Indeed, given that many European countries have similar profiles to the UK
(except just not so bad), and given the econometric evidence noted below, the
puzzle here may actually be the US. There are many people who know much more
than me on these issues, but at the moment I cannot see any obvious reason why
the US should be different.
The US banking industry appears much less concentrated than in the UK:
there are many more US banks than UK banks even after allowing for the
different size of each economy. I have seen it suggested that larger banks may find it more
difficult to use local knowledge about particular markets or industries, local
knowledge which could help offset the impact of higher risk aversion on
innovation. Perhaps US start-ups have access to a greater range of sources of
finance than those in the UK, but there seems to be the same concern in the US about small business lending
as there is in the UK.
So I do not think we even have a potential answer to the puzzle
posed by both charts, although I should also note an ever present danger in
macro of trying to explain too much with too little data (to overfit). A recent
very good study that tries to maximise the data by looking at financial crises
the world over has just been published
by Nicholas Oulton and MarÃa Sebastiá-Barriel. They find that financial crises
not only tend to lower productivity by more than other types of recession in
the short run, but also that there is a permanent productivity effect from
financial crises. However they also find that this long run effect is not
robust - it comes from the inclusion of developing countries in the data set,
particularly Latin American countries. Which suggests that nothing is
inevitable, and being fatalistic about potential output that we can never get
back may be a big mistake.
[1] The productivity puzzles, Richard Disney, Wenchao Jin and
Helen Miller, IFS
[2] Bruegel has some useful links here. This includes some who still believe a lot of labour
hoarding is going on, and I would not want to discount that possibility.

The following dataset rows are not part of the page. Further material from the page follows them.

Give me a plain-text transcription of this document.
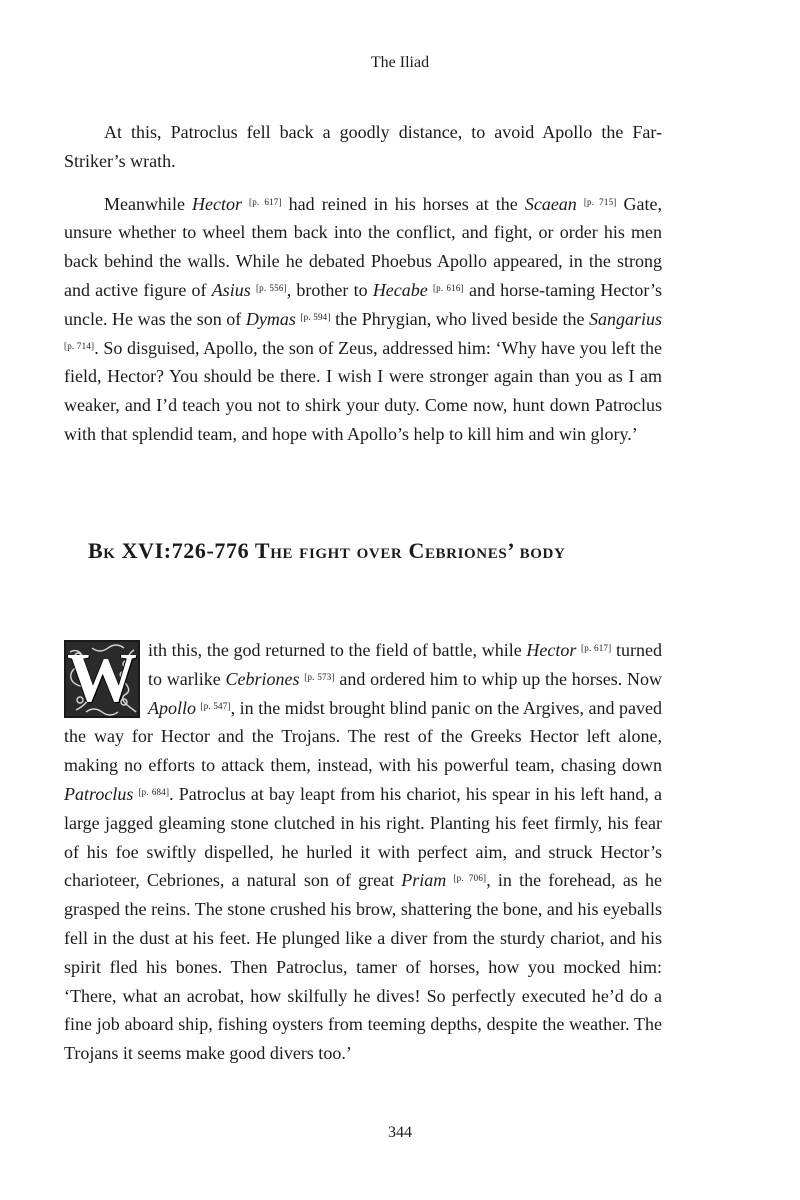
The Iliad

At this, Patroclus fell back a goodly distance, to avoid Apollo the Far-Striker’s wrath.

Meanwhile Hector [p. 617] had reined in his horses at the Scaean [p. 715] Gate, unsure whether to wheel them back into the conflict, and fight, or order his men back behind the walls. While he debated Phoebus Apollo appeared, in the strong and active figure of Asius [p. 556], brother to Hecabe [p. 616] and horse-taming Hector’s uncle. He was the son of Dymas [p. 594] the Phrygian, who lived beside the Sangarius [p. 714]. So disguised, Apollo, the son of Zeus, addressed him: ‘Why have you left the field, Hector? You should be there. I wish I were stronger again than you as I am weaker, and I’d teach you not to shirk your duty. Come now, hunt down Patroclus with that splendid team, and hope with Apollo’s help to kill him and win glory.’

Bk XVI:726-776 The fight over Cebriones’ body

W ith this, the god returned to the field of battle, while Hector [p. 617] turned to warlike Cebriones [p. 573] and ordered him to whip up the horses. Now Apollo [p. 547], in the midst brought blind panic on the Argives, and paved the way for Hector and the Trojans. The rest of the Greeks Hector left alone, making no efforts to attack them, instead, with his powerful team, chasing down Patroclus [p. 684]. Patroclus at bay leapt from his chariot, his spear in his left hand, a large jagged gleaming stone clutched in his right. Planting his feet firmly, his fear of his foe swiftly dispelled, he hurled it with perfect aim, and struck Hector’s charioteer, Cebriones, a natural son of great Priam [p. 706], in the forehead, as he grasped the reins. The stone crushed his brow, shattering the bone, and his eyeballs fell in the dust at his feet. He plunged like a diver from the sturdy chariot, and his spirit fled his bones. Then Patroclus, tamer of horses, how you mocked him: ‘There, what an acrobat, how skilfully he dives! So perfectly executed he’d do a fine job aboard ship, fishing oysters from teeming depths, despite the weather. The Trojans it seems make good divers too.’

344
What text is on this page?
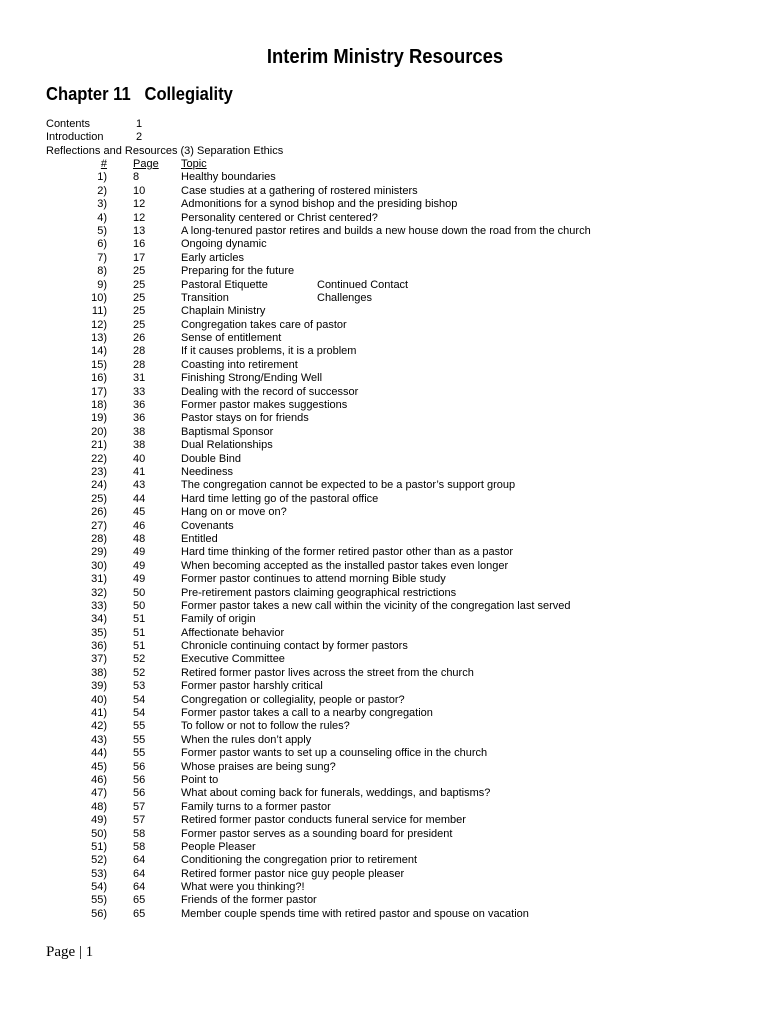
Interim Ministry Resources
Chapter 11   Collegiality
Contents	1
Introduction	2
Reflections and Resources (3) Separation Ethics
# Page	Topic
1) 8	Healthy boundaries
2) 10	Case studies at a gathering of rostered ministers
3) 12	Admonitions for a synod bishop and the presiding bishop
4) 12	Personality centered or Christ centered?
5) 13	A long-tenured pastor retires and builds a new house down the road from the church
6) 16	Ongoing dynamic
7) 17	Early articles
8) 25	Preparing for the future
9) 25	Pastoral Etiquette	Continued Contact
10) 25	Transition	Challenges
11) 25	Chaplain Ministry
12) 25	Congregation takes care of pastor
13) 26	Sense of entitlement
14) 28	If it causes problems, it is a problem
15) 28	Coasting into retirement
16) 31	Finishing Strong/Ending Well
17) 33	Dealing with the record of successor
18) 36	Former pastor makes suggestions
19) 36	Pastor stays on for friends
20) 38	Baptismal Sponsor
21) 38	Dual Relationships
22) 40	Double Bind
23) 41	Neediness
24) 43	The congregation cannot be expected to be a pastor’s support group
25) 44	Hard time letting go of the pastoral office
26) 45	Hang on or move on?
27) 46	Covenants
28) 48	Entitled
29) 49	Hard time thinking of the former retired pastor other than as a pastor
30) 49	When becoming accepted as the installed pastor takes even longer
31) 49	Former pastor continues to attend morning Bible study
32) 50	Pre-retirement pastors claiming geographical restrictions
33) 50	Former pastor takes a new call within the vicinity of the congregation last served
34) 51	Family of origin
35) 51	Affectionate behavior
36) 51	Chronicle continuing contact by former pastors
37) 52	Executive Committee
38) 52	Retired former pastor lives across the street from the church
39) 53	Former pastor harshly critical
40) 54	Congregation or collegiality, people or pastor?
41) 54	Former pastor takes a call to a nearby congregation
42) 55	To follow or not to follow the rules?
43) 55	When the rules don’t apply
44) 55	Former pastor wants to set up a counseling office in the church
45) 56	Whose praises are being sung?
46) 56	Point to
47) 56	What about coming back for funerals, weddings, and baptisms?
48) 57	Family turns to a former pastor
49) 57	Retired former pastor conducts funeral service for member
50) 58	Former pastor serves as a sounding board for president
51) 58	People Pleaser
52) 64	Conditioning the congregation prior to retirement
53) 64	Retired former pastor nice guy people pleaser
54) 64	What were you thinking?!
55) 65	Friends of the former pastor
56) 65	Member couple spends time with retired pastor and spouse on vacation
Page | 1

[3] In other words we are seeing very low UK TFP growth as well
as low labour productivity growth
[4] For example Caballero, R. J., Hoshi T and Kashyap A. (2007)
“Zombie Lending and Depressed Restructuring in Japan”, American Economic Review
98.
[5] In fact an increase in monopoly power in the UK following
the recession would produce on its own higher inflation, lower real wages and
lower labour productivity (via factor substitution). However it would also
imply a falling labour share, which as Chris Dillow points out does not appear to have happened.
So you need to add some additional productivity story as well.